NEW YORK - Eternals, the latest movie from the Marvel universe, has received mixed reviews, with critics calling it over-ambitious yet progressive.

The film’s ensemble cast includes Gemma Chan, Richard Madden, Kit Harington, Angelina Jolie and Salma Hayek. It is the first major studio film by Chloé Zhao, who won the best director Oscar earlier this year for Nomadland.

The Guardian gave Eternals two stars, calling it “magic hour meets PowerPoint”. The paper’s critic Steve Rose said Zhao “manages to get some nice-looking shots and personal drama in her superhero debut, but there’s just too much mythology to explain”.

‘Bigger isn’t always better’

The problem, he added, is that “there’s just too much going on: it’s all headed towards yet another ‘race against time to stop the really bad thing happening’ climax”.

He continued: “It’s not exactly boring - there’s always something new to behold, but nor it is particularly exciting, and it lacks the breezy wit of Marvel’s best movies.” Eternals is about the titular group of 10 demigods who join forces to protect the Earth from the “Deviants”. In his review, The Times’ Kevin Maher also plumped for two-stars, declaring the movie to be a tale of “navel-gazing superheroes in quest for a decent script”.

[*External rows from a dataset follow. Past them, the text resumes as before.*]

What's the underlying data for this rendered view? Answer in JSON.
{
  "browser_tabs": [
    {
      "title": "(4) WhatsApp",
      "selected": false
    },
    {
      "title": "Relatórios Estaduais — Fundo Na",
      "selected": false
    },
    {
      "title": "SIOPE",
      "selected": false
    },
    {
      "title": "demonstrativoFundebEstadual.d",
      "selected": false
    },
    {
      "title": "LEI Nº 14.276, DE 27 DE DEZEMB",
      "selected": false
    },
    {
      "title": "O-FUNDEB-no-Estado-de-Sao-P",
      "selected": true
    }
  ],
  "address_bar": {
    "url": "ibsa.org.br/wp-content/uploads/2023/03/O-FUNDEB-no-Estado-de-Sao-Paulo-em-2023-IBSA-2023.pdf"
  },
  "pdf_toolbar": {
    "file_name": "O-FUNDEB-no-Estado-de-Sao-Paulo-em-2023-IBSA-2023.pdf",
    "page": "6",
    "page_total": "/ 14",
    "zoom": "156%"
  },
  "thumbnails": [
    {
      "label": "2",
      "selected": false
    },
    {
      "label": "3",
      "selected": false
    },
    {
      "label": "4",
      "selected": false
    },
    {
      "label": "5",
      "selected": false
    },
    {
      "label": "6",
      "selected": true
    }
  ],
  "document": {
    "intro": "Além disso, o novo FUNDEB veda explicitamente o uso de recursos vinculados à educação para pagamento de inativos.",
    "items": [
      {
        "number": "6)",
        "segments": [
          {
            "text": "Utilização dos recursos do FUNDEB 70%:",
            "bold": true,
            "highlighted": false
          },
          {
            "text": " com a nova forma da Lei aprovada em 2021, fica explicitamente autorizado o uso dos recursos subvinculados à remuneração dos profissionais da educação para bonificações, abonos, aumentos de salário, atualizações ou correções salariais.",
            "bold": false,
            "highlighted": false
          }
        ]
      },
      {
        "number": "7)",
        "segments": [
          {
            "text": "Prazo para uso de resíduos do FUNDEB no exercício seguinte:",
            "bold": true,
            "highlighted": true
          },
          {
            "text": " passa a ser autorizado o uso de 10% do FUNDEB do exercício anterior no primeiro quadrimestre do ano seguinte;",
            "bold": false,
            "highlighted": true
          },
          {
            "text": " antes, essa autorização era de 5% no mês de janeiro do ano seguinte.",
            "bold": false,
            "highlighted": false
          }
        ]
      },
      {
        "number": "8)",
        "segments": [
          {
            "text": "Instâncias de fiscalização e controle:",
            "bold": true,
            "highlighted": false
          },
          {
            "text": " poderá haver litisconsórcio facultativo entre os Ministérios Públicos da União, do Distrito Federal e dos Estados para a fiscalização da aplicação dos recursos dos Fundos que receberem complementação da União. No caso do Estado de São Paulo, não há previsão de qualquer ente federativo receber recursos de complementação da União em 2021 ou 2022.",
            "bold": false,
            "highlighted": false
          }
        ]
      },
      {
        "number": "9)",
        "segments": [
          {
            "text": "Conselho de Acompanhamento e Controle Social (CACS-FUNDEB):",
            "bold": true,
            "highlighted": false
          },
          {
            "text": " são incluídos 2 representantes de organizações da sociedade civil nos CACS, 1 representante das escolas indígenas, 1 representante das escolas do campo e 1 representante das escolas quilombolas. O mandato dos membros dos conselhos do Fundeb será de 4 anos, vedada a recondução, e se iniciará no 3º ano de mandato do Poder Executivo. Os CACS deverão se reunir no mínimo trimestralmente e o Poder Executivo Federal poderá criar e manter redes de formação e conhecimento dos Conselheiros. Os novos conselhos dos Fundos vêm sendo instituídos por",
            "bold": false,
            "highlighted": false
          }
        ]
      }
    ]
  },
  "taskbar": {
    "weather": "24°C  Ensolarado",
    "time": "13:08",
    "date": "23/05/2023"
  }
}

He wrote: “There’s a strange self-sabotaging energy at the heart of this landmark blockbuster.”

Maher did note, though, how the movie had made efforts to show a more diverse mix of superheroes on screen. Eternals offers two major firsts for the Marvel Cinematic Universe (MCU). Brian Tyree Henry plays Phastos, its first openly gay superhero; while Lauren Ridloff plays Makkari, its first deaf superhero, who is also gender-swapped from the comic books.

“Eternals is two steps forwards for representation but three steps backwards for dramatic ingenuity,” added Maher. The Telegraph’s Robbie Collin also gave it two stars, stressing that Marvel had attempted to “push boundaries” but with “insipid” results. “This gallumphing new offering is a white elephant,” he wrote. He felt that Zhao’s “compassionate eye and poetic feel for landscape”, which helped her also win best film for Nomadland at this year’s Academy Awards, was “nigh-on undetectable”.

“Perhaps the hope was that Marvel’s 26th film might rattle the franchise out of its comfort zone,” he concluded. “But the franchise is nothing but comfort zone, which renders its latest entry an instant white elephant.”